第6話

 並び始めて20分。目当ての教科書を買うことができた。


 買った教科書を紙製の手提げ袋に入れてもらう。中には英語の教科書など7冊が入っている。


 諭吉さん・・・ではなく栄一さんが1枚財布から消えていった。


「重いけど持てる?」

「大丈夫です」


 教科書の入った袋を持ち上げる。レジ担当のおば様が言うほど重くない。あえてオーバーに伝えてくれたのだろうか。
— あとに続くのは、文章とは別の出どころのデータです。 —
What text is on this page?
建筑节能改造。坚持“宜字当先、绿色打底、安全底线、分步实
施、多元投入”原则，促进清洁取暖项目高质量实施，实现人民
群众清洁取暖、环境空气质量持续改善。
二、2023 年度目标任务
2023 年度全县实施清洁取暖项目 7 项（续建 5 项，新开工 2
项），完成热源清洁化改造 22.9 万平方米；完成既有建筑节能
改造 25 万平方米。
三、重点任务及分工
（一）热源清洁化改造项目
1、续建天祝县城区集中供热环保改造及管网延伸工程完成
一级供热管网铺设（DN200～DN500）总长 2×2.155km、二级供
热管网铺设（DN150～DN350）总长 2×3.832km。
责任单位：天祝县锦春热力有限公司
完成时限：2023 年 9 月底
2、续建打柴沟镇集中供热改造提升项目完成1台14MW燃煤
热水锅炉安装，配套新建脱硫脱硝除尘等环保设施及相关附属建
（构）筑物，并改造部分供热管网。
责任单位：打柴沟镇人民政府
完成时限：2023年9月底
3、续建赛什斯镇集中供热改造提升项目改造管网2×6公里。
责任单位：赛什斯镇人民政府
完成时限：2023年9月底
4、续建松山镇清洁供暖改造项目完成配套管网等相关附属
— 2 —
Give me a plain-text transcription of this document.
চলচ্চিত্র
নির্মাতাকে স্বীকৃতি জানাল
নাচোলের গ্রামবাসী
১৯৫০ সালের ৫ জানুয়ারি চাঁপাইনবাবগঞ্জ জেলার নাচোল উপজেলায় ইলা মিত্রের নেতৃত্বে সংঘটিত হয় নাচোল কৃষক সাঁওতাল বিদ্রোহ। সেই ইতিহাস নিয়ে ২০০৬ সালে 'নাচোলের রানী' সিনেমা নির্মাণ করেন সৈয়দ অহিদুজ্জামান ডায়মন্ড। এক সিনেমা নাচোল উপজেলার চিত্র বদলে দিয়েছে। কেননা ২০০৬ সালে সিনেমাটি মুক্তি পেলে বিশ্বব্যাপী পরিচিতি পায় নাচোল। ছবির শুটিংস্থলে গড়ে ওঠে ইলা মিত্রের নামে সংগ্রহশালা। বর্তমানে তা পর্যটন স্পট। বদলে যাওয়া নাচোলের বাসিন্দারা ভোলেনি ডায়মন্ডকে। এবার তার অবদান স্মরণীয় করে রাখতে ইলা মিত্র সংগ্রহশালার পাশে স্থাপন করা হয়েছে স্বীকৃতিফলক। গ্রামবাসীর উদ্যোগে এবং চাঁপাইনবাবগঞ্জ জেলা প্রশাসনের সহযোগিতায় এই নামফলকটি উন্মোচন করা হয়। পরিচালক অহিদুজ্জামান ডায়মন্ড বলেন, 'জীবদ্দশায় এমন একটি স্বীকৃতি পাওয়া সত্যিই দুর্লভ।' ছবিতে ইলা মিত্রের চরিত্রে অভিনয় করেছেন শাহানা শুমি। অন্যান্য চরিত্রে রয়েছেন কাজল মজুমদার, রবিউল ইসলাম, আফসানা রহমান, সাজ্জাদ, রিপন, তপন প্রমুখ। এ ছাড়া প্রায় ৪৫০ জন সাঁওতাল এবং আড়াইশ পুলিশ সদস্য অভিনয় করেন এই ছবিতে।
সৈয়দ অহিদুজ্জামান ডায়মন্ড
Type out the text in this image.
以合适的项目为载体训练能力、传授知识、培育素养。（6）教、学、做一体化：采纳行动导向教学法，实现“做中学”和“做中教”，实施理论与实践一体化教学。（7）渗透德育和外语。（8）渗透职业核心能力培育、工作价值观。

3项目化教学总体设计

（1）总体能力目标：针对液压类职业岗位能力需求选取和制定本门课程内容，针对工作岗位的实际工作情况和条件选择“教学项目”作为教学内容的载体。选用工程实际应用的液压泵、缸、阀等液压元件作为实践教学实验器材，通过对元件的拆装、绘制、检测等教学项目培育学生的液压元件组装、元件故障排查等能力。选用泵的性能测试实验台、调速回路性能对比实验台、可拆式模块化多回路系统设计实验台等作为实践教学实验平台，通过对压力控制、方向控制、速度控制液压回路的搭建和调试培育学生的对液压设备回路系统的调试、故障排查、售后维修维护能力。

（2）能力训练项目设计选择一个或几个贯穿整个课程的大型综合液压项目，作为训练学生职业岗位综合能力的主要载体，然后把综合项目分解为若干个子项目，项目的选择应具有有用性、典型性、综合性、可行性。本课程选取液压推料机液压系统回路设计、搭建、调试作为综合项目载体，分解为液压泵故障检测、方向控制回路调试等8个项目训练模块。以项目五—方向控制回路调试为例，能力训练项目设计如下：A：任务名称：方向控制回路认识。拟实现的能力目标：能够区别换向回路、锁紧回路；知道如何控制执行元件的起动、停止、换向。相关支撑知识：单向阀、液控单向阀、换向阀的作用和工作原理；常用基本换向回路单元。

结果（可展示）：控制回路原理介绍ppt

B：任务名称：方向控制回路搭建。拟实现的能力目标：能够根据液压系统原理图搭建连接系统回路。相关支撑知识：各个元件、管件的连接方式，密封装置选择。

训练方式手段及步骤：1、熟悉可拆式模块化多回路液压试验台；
 売り場から離れ列を振り返る。たくさんの生徒が並んでいるのが見えた。


 これでも混まない授業中を狙ったのだが。まぁ買えたからいいか。


「ねぇ、君可愛いねサークル入った?」

「いえ」


 売り場を離れてすぐ男が話しかけてきた。聞く気はないので立ち止まらない。


「なら、うち入ろうよ」


 雑音が聞こえ舌打ちしかけるが寸前で止める。


「彼氏と遊ぶ時間無くなるので入りません」


 大体は彼氏がいると引いていくのでこんな感じの手を使う。


「いや、週一回くらい来れるでしょ?」


 まぁ効かない輩もいるけど。


「チッ」


 自然と舌打ちしてしまった。この男も舌打ちされると思わなかったのか動揺し立ち止まる。


 声かけた方が悪い。気にせず少し早歩きで立ち去る。


 なにか呼び止める声が聞こえるが当然立ち止まらない。


(今度から薬指に指輪付けとくか)


 そのままのスピードで教室まで歩いたら息切れした。あの男のせいだと顔を思い出し2度目の舌打ちをする。


 席に着いたらヘッドホンで英語のラジオを流す。去年から編み出した防音対策の一つ。


 イヤホンよりヘッドホンの方が遮断でき、かつ人の2倍日本語を聞いてるので英語にしている。


 学ぼうとしてないので話せるようにも聞き取れるようにもなってないけど。


 留学したら心の声も英語だろうし、人より多くの英語を聞けるのだろうか。


 それなら人より早く上達できるかもしれない。真面目に留学を考えても良いかも。


 講義はなるべく先生の近くで受ける。これはマスト。


 前よりの席は座る人が少なく、聞こえてくる心の声も少なくて済む。また、1人が好きと思われ周りが話しかけてこない。


 今のところコースでも一匹狼でいれている。大学生活なかなか良いスタートが切れていると思う。


 学校が終わると今日は直でバイト先へ。平日の夕方から夜なのでそこまで客足は多くない。


 数時間のシフトが終わると近くのファミレスへ向かう。


 一週間に一度だけの外食。日頃は食費を抑えるため自炊と学食で暮らしている。けど一人暮らしだし週に一度くらいならいいかなって。ご褒美みたいな感じだ。


 ご褒美貰うほど一週間頑張ったかは聞かないでほしい。


 夕食を食べ終えファミレスを後にする。


 夜道の中アパートまで歩く。


 明日からの土日は外出しないので、今のうちに外の空気を吸っておく。


 休日は基本家にいることが多い。わざわざ休日まで外に出て心の声を聞きたくないからだ。


 人と関わるのは必要最低限で十分。